I have pics on my phone and someday I will figure out how to get them on here..... again! The phone service changed up the proceedure and that means that I have to just start all over again.
I briefly found the digital camera that had been lost in the old blue Ford truck but.... fair season is approaching and my budding photographer snappd it up to get a head start on pics to exhibit..... and promptly put it down somewhere and it is gone again!!
Anyway, we got nine ewes, the ram and one big black lamb sheared. All that we have left are lambs. In looking at them, only a few, less than six, really need to be sheared. The others are late lambs or were ill when I got them and they just do not have the heavy wool cover that the ewes did. They are not suffering in the heat at all and seem to have just enough wool covering to give them relief from the dang flies.
Adam has two ewe lambs picked out to show and they will certainly get a really close hair--- I mean--- wool cut......just not for a few more days!!

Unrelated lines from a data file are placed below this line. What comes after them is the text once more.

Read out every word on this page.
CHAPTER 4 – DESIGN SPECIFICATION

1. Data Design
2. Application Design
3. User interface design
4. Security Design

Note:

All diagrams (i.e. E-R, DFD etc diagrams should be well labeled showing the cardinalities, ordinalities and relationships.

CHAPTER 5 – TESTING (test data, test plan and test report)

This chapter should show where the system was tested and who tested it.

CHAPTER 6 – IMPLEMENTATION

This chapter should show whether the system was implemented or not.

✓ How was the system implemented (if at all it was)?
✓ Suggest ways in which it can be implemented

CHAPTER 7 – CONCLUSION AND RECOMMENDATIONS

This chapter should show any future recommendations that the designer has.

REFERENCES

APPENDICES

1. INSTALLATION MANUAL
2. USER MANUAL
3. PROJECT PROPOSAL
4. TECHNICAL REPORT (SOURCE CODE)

I did not try the professional shearing method this time. I am just too old, fat and weak to wallow those sheep around and get it done with out terrible strain to both me and the poor sheep. We put them up on the milking stand. Neil helped me hold them still, shifted the big sheet of wool and generally made life MUCH easier. I soon had a system and I am down right proud of the job we did. I still had clipper and blade issues but we have decided that the three sheep that I had problems with must not have been sheared last year. They were a greasy, nasty, hard-to-shear mess. Also they were obviously cross bred ewes and I am actively encouraging Neil to cull them because their wool was just .... very different to try to cut. After they were all cleaned off, we were shocked at just what nice, good quality sheep we have!! A couple of these girls have raised two lambs. The combined weight of those lambs is much heavier that the she is!!! We still have a month or so before actual weaning time. They have done an excellent job for us.
I ended up with six rolled up fleeces that I am not ashamed to admitt that I cut off. Two of them are probably not spinner quality but I am donating them to a local group of ladies that put on spinning demos. Those fleeces should at least give people something to look at and touch. They can demo to their heart's content.......
Right now, I have them rolled up and bagged in an old sheet. I just tied up the corners of the sheet and it looks like a huge hobo bundle. Every time I see that big old fashioned looking bundle, I find myself singing, " Baa, Baa black sheep, have you any wool?"